76 Stunden waren die Matrosen in dem Boot in 190 Meter Tiefe knapp vor der Halbinsel Kamtschatka in nahezu gänzlicher Dunkelheit festgesessen. Der so genannte Bathyskaph hatte sich dort am Donnerstag während eines Tauchgangs zur Wartung eines unterseeischen Horchgeräts verfangen - nach jüngsten Angaben der Pazifikflotte in den Kabeln des besagten Horchgeräts der Küstenüberwachung selbst.

Wettrennen mit der Zeit

Was folgte, war ein Wettrennen mit der Zeit - vor allem über die Sauerstoffversorgung herrschte bis zuletzt Unklarheit. Nach britischen Angaben hätte die Atemluft höchstens noch für einen halben Tag gereicht. Der angeforderte britische Unterwasserroboter "Scorpio 45", der mit Schneidewerkzeugen ausgerüstet ist, war jedoch rechtzeitig eingetroffen und hatte das russische U-Boot aus den Fängen des Fischernetzes befreit. Per Fernbedienung durchtrennten die Spezialisten die Kabel.

Ein derart glückliches Ende einer Havarie ist im Russland der letzten Jahre eigentlich die Ausnahme. Dass mit Menschenleben im Riesenreich großzügig umgegangen wird, zeigen nicht nur die Politik in Konfliktzonen und die Organisation von Geiselbefreiungen, sondern etwa auch der Untergang des U-Bootes "Kursk" vor fünf Jahren, bei dem 118 Matrosen ums Leben gekommen sind. Damals hatte man - auch aus Angst vor Spionage - viel zu spät ausländische Hilfe angefordert.

Hilfe angefordert

Die russische Führung scheint daraus eine Lehre gezogen zu haben - schließlich hatte die "Kursk"-Tragödie Putins Image erstmals Kratzer zugefügt. Zwar hat man auch jetzt die Öffentlichkeit erst einen Tag nach dem Beginn der Havarie in Kenntnis gesetzt. Nach den vielen Terrorserien im Land und einer misslungenen Sozialreform wollte man sich nun aber offenbar nicht noch den Vorwurf der zynischen Untätigkeit einholen.

Der Kremlchef hat sich seiner Art gemäß zwar auch jetzt während der ganzen Havarie nie öffentlich zu Wort gemeldet, offenbar aber schon am ersten Tag befohlen, Hilfe aus Japan, den USA und Großbritannien anzufordern.
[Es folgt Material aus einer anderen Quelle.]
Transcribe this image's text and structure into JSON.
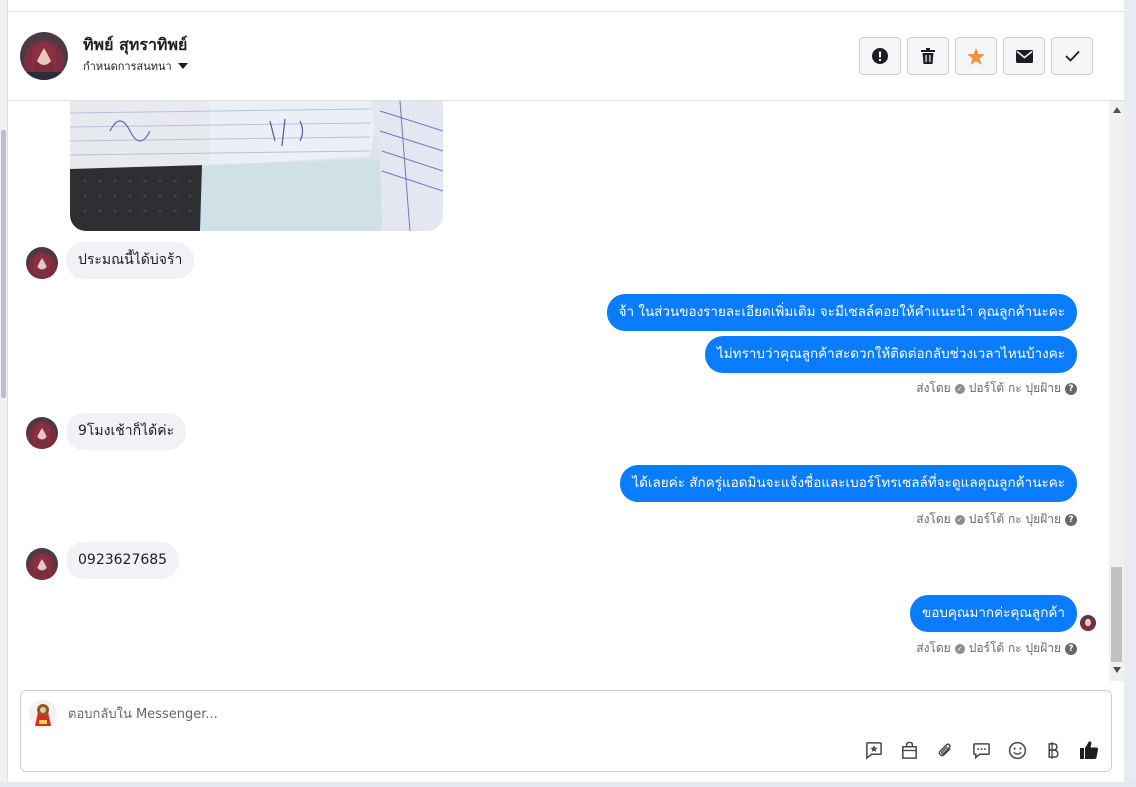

Das gute Krisenmanagement änderte freilich nichts am Eiertanz der politischen Verantwortlichen am Sonntag nach der Rettung, denn während sich das russische Außenministerium bei den ausländischen Helfern bedankte, spielte das Staatsfernsehen diese Hilfeleistung maximal herunter.

Militäreinheiten in schlechtem Zustand

In der Tat hatten die Russen selbst zuvor mehrere eigene Rettungsversuche gestartet, die freilich allesamt erfolglos blieben. Am Sonntag hat die - wohlgemerkt - handzahme Opposition die Mängel bei den eigenen Rettungsgeräten kritisiert und eine parlamentarische Untersuchung gefordert.

Trotz achtprozentiger Erhöhung des Militärbudgets im Vorjahr sind die meisten russischen Militäreinheiten in einem schlechten Zustand. Die russische Armee hat zwar annähernd gleich viel Personal wie die US-Armee, die Militärausgaben betragen allerdings nur ein Dreißigstel davon. (Eduard Steiner/DER STANDARD; Printausgabe, 8.8.2005)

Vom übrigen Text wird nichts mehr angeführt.